Standard Chartered Plc said Wednesday it posted an increase in profit of 12 percent last year subsequent to robust revenue growth in both wholesale and consumer banking.

The bank, which focuses on faster-growing markets in Asia, the Middle East and Africa, has by this announcement posted a record net profit for the ninth consecutive year.

The Bank enters 2012 with good momentum, an exceptionally strong balance sheet and a full transaction pipeline. We remain focused on the fundamentals of our business and on the disciplined execution of our strategy, Chief Executive Peter Sands said in a statement.

Net income rose to $4.85 billion from $4.33 billion a year earlier. Revenue increased 9.8 percent to $17.64 billion from $16.06 billion. There was 12 percent and 9 percent revenue rises in consumer banking and wholesale banking respectively.

Sands noted that one important factor for the profit growth has been tight cost controls. The year also saw the bank performing strongly in Hong Kong and Singapore.

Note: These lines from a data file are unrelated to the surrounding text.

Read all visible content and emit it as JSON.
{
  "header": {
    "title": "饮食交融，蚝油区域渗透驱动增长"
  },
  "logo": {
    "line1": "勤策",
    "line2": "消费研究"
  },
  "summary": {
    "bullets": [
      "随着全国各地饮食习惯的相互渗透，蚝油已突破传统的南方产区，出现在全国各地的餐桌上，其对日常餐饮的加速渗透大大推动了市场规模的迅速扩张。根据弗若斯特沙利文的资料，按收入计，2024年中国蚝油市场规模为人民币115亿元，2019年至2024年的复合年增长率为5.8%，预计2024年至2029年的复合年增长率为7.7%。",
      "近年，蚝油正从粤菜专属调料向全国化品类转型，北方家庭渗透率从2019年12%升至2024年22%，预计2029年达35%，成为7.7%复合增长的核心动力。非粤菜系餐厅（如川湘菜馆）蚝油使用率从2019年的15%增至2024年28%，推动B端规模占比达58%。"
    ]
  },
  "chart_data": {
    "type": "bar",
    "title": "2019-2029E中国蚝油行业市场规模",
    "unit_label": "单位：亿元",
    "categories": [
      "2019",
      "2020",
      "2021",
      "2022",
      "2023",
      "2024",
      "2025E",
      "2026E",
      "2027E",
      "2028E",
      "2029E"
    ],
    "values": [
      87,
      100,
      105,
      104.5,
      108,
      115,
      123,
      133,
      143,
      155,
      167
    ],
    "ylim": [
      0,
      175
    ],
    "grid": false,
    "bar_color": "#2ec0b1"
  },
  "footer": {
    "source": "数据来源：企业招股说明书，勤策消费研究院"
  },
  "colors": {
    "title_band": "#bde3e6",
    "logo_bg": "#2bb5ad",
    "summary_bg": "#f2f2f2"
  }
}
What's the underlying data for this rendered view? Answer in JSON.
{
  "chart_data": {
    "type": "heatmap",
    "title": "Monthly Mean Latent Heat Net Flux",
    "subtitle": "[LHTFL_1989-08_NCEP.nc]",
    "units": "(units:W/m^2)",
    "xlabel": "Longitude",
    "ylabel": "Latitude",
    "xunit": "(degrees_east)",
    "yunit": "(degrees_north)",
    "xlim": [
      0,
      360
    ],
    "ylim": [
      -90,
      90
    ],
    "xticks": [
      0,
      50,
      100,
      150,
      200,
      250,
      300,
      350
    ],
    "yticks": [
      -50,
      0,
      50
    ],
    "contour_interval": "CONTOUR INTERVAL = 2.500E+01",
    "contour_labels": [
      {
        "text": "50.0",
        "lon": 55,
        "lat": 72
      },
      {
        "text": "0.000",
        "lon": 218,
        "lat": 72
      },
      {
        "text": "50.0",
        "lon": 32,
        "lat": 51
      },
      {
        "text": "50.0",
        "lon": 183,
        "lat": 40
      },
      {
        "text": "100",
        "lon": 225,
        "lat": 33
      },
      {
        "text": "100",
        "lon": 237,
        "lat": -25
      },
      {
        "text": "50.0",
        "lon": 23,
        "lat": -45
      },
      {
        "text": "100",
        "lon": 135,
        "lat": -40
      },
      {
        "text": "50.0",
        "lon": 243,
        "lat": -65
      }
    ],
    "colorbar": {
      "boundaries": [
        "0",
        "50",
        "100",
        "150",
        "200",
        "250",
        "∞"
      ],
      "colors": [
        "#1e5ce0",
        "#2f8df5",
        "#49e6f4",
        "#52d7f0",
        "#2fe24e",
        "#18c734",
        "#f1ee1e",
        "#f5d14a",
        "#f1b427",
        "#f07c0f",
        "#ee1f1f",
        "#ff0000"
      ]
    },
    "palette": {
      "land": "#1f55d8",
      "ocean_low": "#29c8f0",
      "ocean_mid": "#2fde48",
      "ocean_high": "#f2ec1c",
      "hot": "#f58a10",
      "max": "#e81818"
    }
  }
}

In 2011, the biggest single profit contributor for Standard Chartered was Hong Kong that saw an increase of pretax profit by 41 percent. Singapore saw a surge of 40 percent.

Two countries where the bank witnessed decline in profit were South Korea and India. In South Korea pretax profit declined 56 percent. The major reason has been the high staff costs subsequent to the labor dispute over performance related pay. India, which also faced a decrease in profit, was affected by a series of interest rate increases over two years. The pretax profit of the bank's Indian operations fell 33 percent.

At the same time Sands sounded optimistic about South Korea and India for the present year. I am confident both will resume their growth path in 2012, he said.